“I suppose she has won,” Mary Beatrice remarked. “I think he loses to her on purpose to give her money.”
The door from the public rooms opened, and one of the ladies-in-waiting came in. “Father Galli asks to be admitted,” she said, curtseying to the queen.
“Of course,” Livia answered for the queen, gesturing that the new priest should come in. “Now here is a friend,” she said to Mary Beatrice. “Here is a comforter.”
The dark-robed man came into the room, bowed to the queen, andthen, as the two women knelt before him, made the sign of the cross over their bowed heads.
“Amen,” they said devoutly.
The queen took a seat, as the priest stood before her.
“I have bad news,” Father Galli said, his eyes on the queen’s pale face. “His Majesty has decided to honor Catherine Sedley.

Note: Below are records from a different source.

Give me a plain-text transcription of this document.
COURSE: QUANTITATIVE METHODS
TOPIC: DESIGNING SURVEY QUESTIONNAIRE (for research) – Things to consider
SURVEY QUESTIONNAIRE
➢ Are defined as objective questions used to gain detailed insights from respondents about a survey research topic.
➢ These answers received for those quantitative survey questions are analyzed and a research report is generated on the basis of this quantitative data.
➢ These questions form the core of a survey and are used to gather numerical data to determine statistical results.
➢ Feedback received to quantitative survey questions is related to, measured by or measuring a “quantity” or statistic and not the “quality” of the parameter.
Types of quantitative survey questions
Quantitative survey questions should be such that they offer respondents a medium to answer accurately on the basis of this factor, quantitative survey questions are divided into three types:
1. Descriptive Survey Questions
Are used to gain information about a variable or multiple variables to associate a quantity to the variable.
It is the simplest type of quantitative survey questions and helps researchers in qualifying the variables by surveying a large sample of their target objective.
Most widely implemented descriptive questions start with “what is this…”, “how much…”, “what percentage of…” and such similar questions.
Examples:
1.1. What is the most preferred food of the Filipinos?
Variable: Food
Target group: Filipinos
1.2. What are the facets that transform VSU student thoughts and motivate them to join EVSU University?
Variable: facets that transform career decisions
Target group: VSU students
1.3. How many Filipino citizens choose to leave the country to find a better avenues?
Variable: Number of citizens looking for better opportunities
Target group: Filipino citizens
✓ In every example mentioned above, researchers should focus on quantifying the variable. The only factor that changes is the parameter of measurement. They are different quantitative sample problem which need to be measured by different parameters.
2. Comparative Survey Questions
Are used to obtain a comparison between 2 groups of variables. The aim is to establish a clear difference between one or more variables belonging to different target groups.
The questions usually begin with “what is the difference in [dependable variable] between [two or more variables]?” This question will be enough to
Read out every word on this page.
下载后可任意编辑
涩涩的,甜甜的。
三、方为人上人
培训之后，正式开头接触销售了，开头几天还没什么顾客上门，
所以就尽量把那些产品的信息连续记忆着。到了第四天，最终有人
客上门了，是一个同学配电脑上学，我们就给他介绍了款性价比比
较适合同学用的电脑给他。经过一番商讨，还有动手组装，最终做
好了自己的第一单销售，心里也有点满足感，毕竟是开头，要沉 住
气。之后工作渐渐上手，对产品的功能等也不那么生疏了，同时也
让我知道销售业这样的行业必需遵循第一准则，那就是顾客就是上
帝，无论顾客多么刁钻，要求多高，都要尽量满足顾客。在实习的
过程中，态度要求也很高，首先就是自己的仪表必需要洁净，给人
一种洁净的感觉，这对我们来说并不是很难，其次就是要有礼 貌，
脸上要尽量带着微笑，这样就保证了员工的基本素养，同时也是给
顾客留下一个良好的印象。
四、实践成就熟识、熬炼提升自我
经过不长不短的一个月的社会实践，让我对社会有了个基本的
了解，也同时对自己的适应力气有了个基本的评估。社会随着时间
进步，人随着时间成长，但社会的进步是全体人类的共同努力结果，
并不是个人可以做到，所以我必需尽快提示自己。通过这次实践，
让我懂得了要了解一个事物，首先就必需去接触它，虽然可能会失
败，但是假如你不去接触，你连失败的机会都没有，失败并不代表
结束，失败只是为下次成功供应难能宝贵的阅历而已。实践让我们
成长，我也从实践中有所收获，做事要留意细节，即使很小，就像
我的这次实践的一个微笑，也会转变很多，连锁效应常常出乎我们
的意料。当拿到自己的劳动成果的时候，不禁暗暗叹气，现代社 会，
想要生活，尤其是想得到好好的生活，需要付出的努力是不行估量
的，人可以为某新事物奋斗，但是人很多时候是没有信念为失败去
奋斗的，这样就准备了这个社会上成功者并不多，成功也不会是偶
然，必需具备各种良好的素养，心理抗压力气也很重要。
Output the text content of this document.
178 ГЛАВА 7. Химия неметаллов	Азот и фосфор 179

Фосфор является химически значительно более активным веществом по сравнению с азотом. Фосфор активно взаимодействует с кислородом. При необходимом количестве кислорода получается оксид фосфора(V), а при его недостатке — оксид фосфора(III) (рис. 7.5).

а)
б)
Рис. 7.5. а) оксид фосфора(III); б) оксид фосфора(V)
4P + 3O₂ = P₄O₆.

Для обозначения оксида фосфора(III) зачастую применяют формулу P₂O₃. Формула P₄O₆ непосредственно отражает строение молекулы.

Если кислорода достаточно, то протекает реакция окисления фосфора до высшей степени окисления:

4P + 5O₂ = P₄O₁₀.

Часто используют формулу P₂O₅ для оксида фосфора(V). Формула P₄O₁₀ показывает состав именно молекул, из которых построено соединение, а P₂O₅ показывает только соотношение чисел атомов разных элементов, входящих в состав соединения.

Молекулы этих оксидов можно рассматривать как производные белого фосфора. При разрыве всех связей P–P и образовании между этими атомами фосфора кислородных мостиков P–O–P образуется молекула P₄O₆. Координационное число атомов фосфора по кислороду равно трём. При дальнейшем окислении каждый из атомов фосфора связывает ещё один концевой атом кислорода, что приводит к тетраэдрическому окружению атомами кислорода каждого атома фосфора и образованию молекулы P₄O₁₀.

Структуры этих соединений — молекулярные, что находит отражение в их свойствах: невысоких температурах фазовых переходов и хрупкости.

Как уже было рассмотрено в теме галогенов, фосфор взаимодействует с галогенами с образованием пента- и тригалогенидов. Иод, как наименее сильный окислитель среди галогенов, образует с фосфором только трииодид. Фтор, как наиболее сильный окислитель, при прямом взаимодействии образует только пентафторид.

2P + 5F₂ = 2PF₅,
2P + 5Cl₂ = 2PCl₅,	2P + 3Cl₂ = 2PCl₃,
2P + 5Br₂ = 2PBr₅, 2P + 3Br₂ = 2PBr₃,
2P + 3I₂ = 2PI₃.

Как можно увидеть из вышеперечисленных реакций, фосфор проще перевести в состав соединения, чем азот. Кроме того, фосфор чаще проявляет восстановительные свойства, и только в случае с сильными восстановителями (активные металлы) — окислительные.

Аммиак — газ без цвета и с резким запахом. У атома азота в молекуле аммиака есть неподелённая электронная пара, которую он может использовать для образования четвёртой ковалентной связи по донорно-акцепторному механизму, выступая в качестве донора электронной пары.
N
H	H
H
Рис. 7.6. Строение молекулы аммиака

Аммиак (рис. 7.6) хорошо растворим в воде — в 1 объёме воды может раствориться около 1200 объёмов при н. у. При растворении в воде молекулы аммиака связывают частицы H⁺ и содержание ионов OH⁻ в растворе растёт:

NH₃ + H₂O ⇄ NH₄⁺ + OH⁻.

She is to be the Countess of Dorchester.”
Livia gave a shocked gasp, and whirled around to see the queen paler still.
“Why?” she asked simply.
Father Galli shrugged. “I believe she asked for the honor, and he said yes.”
“This is how we create an order of nobility?” the queen cried out. “Some commoner—a woman without a husband even!—just demands a title?”
Father Galli folded his hands inside his sleeves and clasped them as if in prayer.
“How did you advise him?” Livia asked quietly.
He turned to her as an ally. “I made no comment. I thought it best to speak first with Her Majesty.”
The queen turned away from them, her head bowed as if it were she who should be ashamed. She walked to the window and drew back the curtain, leaned her hot forehead against the cool glass. “This is a terrible insult to me,” she observed, her voice drained of emotion. “She was my maid of honor, and now she is made a countess?”
Father Galli bowed his head too. “An insult to us all,” he said. “It’s well known that Lady Sedley makes a mock of us and our faith.”
“I will not bear it.” The queen dropped the curtain and turned back into the room. “I cannot bear it. I cannot bear any more.”
The queen’s musicians in her own presence chamber burst into a dance, and at once the thud of heavy feet dancing drowned out the queen’s voice. “I cannot stand the noise she makes. How loud will she crow when she has ermine on her shoulders and a coronet on her head?”
“If we asked the king to give a lesser honor…” Livia started.
“The papers are already drawn up,” Father Galli said. “He told me to tell you now, before it is announced to the court this evening. It will be in the newssheets by tomorrow. They have set the type.”
“I am going to retire,” the queen said quietly as the thud of dancing feet grew louder as the movement of the dance took the court close to the privy chamber door and then away again.
“To bed?” Livia came towards her. “I’ll come with you. I’ll send for your ladies.”
The queen shook her head with sudden determination. “No, retire from my duty. I am going to leave court, and leave the king, and go to a convent. I always wanted to take holy orders, I always knew I had a vocation. God called me to England, the Holy Father told me to be queen, the King of England chose me as the bride for his brother. But if I cannot be queen in my own kingdom—the chosen companion of my husband and mother of his children—then I shall go to where I want to be. I shall go to a nunnery.”
“You can’t,” Livia said flatly.
Mary Beatrice rounded on her. “I can.” She looked at Father Galli. “No one can stop me taking my vows, can they?” she asked.
“It will jeopardize the King of England,” he told her earnestly. “Without you as queen, how will he get an heir? He cannot hold England to the true faith without a son to inherit. If you abandon him to that harpy, we have lost His Majesty to sin and England forever.”
For once she was defiant. “It’s his choice. You tell him! Tell his new confessor, Father Petre, that he must hold the king to his vows if I am to stay! If he chooses her over me, then I choose God over him. And no one—no one—will blame me.”
BARBADOS, WINTER 1686
Mr. Peabody’s plantation was in St. Thomas Parish, Barbados, half a day’s grueling walk for the slaves, a pleasant ride for Mr. Peabody,who would only leave the tavern as the sun began to set and the day began to cool. It was a trial of endurance for Rowan, who set off, the rope from her hands tied to the waist of one of the black slaves, in the burning sun of two o’clock in the afternoon.
She could not walk for more than twenty minutes without stumbling; the slaves who walked with her, carrying goods for the plantation strapped on their backs or balanced on their heads, waited patiently until she struggled to her feet again. Her feet, softened by the months of sitting in prison, blistered within the hour, and her wasted muscles screamed with fatigue. One of the slaves clapped his own ragged hat on her head to keep the sun from beating down on her bowed neck, but none of them could shade her from the burning sun on her arms, on her legs below her tattered breeches. When there was water in the ditch at the side of the cane fields, they stopped to let her soak her bleeding feet, or scooped water on her neck, but her shirt and breeches dried out in moments as soon as they were in the full sun on the white road.